De retour à Arlesheim, le précieux liquide est versé dans un grand bidon bleu avant d’être traité dans l’homogénéisateur. Celui-ci, avec ses deux grandes cuves en acier, permet de mélanger la phase grasse (huile de tournesol, huile d’olive, beurre de karité ou beurre de cacao) avec la phase huileuse d’une crème.
Ce n’est qu’à la dernière étape que le mélange d’huiles essentielles, légèrement volatiles, est ajouté sous vide par un tuyau externe.
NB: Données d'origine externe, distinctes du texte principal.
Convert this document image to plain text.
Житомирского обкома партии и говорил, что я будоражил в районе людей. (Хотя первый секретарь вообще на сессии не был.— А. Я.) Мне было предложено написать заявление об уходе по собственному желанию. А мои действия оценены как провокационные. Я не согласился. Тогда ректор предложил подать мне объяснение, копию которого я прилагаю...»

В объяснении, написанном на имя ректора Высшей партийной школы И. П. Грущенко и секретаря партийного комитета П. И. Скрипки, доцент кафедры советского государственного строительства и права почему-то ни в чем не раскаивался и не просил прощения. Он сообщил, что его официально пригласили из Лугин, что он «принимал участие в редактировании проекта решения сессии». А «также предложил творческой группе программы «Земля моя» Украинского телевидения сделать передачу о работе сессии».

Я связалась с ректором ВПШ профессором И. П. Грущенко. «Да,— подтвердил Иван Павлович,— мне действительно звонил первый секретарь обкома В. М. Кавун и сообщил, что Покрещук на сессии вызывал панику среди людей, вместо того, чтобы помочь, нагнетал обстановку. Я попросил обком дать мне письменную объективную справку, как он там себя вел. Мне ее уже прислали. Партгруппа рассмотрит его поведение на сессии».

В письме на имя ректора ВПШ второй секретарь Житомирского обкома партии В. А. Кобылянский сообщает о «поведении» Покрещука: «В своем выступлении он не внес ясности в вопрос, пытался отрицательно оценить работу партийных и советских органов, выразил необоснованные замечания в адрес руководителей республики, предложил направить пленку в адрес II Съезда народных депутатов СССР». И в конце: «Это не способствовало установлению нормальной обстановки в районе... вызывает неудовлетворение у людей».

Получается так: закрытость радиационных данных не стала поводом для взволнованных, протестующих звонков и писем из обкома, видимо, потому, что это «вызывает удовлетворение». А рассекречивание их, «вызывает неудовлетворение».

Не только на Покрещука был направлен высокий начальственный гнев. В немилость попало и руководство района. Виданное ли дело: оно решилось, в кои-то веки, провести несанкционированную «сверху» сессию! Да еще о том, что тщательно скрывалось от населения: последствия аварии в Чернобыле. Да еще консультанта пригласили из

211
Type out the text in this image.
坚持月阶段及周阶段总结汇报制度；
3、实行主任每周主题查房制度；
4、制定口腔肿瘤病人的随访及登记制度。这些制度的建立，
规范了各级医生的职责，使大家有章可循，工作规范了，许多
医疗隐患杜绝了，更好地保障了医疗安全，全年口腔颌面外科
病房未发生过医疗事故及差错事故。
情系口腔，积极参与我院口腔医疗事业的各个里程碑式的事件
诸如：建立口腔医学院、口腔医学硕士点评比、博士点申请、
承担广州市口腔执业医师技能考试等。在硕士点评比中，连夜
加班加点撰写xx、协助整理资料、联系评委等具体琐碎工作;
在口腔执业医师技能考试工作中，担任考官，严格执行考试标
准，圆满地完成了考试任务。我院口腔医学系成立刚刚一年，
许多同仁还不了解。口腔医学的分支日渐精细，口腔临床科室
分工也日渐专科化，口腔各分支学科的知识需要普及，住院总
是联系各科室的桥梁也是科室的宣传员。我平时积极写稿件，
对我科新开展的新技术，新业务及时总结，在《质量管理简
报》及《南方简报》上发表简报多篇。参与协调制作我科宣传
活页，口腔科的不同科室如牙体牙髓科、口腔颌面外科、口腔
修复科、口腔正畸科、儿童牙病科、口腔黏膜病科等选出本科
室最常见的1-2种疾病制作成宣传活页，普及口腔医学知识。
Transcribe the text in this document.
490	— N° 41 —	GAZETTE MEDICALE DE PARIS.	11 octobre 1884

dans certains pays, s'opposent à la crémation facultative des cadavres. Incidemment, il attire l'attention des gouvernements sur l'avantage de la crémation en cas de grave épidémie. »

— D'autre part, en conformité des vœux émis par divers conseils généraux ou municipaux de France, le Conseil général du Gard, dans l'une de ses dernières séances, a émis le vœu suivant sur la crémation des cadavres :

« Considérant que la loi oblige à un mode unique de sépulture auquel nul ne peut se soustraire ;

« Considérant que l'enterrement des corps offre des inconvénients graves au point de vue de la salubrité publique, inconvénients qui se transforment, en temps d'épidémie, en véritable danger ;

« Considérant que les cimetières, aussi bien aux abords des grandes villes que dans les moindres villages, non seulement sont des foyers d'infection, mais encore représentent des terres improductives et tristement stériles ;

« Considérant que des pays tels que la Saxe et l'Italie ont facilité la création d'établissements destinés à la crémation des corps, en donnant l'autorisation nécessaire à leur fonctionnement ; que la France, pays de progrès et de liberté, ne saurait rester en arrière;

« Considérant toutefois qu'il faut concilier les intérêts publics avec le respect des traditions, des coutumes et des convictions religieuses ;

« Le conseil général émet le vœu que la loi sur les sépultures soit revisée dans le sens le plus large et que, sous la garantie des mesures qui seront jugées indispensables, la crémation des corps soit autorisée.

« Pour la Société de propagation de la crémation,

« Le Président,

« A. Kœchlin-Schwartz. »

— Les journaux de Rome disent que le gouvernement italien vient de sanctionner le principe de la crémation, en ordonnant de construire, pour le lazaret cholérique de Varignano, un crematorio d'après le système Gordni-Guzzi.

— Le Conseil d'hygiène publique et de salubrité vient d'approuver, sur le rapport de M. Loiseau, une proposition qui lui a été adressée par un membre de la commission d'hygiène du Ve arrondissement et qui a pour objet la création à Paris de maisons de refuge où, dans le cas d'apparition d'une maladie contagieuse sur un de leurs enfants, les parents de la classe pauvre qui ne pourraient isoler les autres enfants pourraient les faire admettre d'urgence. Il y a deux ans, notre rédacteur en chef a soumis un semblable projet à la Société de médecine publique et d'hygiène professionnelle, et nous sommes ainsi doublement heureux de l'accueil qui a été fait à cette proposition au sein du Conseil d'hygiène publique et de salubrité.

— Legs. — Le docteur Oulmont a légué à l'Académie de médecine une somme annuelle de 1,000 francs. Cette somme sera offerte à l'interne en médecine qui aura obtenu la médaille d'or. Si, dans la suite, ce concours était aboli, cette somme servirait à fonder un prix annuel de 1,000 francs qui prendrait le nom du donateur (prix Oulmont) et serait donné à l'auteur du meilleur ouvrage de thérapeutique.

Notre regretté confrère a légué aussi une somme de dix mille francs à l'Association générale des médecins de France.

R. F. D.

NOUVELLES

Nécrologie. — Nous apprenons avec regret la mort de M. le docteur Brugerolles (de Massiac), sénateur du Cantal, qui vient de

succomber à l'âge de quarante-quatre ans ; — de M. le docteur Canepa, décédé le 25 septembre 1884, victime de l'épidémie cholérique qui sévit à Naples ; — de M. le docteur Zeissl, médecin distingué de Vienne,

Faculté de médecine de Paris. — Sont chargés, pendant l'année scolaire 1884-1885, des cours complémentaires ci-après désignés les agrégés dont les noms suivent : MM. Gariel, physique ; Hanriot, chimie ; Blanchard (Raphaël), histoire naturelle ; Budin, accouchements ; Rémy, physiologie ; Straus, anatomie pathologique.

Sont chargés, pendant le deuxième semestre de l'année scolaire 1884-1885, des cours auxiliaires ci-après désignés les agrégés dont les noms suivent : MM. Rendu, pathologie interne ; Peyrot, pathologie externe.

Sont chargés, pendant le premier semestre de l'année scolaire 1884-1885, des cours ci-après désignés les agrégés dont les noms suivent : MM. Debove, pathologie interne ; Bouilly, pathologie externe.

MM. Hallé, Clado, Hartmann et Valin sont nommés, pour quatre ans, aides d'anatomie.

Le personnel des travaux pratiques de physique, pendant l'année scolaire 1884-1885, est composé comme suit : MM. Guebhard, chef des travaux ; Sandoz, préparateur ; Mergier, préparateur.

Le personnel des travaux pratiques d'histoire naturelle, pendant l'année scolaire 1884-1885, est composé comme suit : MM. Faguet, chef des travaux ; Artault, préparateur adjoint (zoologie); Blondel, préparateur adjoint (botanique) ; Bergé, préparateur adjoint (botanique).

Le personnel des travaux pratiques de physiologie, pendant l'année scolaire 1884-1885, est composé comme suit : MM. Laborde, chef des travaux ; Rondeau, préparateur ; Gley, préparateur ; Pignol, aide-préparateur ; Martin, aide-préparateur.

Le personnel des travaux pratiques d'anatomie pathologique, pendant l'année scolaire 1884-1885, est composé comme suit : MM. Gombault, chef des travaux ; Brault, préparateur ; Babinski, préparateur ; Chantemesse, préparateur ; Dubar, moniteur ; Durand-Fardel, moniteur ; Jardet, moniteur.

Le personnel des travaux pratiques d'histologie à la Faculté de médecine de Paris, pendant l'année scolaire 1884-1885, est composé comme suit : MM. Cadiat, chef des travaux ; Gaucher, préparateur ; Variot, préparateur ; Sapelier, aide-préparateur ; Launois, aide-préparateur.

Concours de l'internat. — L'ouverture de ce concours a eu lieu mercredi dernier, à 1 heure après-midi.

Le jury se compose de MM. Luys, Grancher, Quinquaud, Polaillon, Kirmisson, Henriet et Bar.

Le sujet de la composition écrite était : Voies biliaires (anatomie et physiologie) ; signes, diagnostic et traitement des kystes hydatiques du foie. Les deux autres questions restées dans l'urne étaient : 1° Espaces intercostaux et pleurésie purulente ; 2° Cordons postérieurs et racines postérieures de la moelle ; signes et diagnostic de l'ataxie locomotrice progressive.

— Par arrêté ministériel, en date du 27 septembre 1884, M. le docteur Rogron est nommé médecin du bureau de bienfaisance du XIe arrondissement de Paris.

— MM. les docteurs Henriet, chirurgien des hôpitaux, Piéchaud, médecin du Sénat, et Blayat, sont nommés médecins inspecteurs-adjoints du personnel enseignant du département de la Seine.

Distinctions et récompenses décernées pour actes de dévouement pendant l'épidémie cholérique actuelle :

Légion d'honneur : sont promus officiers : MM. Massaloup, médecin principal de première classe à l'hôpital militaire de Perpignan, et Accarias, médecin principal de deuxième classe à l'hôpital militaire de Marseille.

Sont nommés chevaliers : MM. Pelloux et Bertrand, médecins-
Le complexe actif, composé de gentiane bleue bio, d’edelweiss bio et de Centella asiatica, est censé stimuler jusqu’à 60% la production de collagène.

À la conquête des USA
Le produit final est ensuite conditionné un étage plus bas: une machine remplit 43 pots en verre par minute, appose le logo et visse le couvercle, avant de glisser conscienceusement le tout dans l’emballage. C’est de là que la crème part à la conquête du monde, car les produits de beauté suisses sont particulièrement populaires aux États-Unis. Est-ce aussi dû au fait que l’influenceuse Hailey Bieber fait désormais de la publicité pour Weleda?
«Avec nos produits, nous voulons clairement démontrer que les cosmétiques naturels sont tout aussi efficaces et performants que n’importe quel autre soin du visage conventionnel», déclare Tina Müller. Après tout, l’entreprise appartient aujourd’hui encore à la clinique d’Arlesheim, fondée autrefois par Ita Wegman. Avec Rudolf Steiner et le pharmacien Oskar Schmiedel, le trio s’était lancé dans le développement de cosmétiques naturels selon la philosophie anthroposophique: pour l’harmonie du corps, de l’esprit et de l’âme. Et si cela permet au passage d’atténuer une ride ou deux, ce n’est pas plus mal.

Tina Müller
Née en Allemagne, elle a étudié la gestion et l’économie à Trèves (All) et à Lyon. Elle a ensuite travaillé comme cheffe de produit chez Wella avant d’occuper plusieurs postes chez Henkel pendant dix-sept ans, le dernier étant celui de vice-PDG. En 2017, elle devient présidente du conseil d’administration de Douglas. Début octobre 2023, la quinquagénaire a rejoint Weleda en tant que PDG. Elle vit à Arlesheim.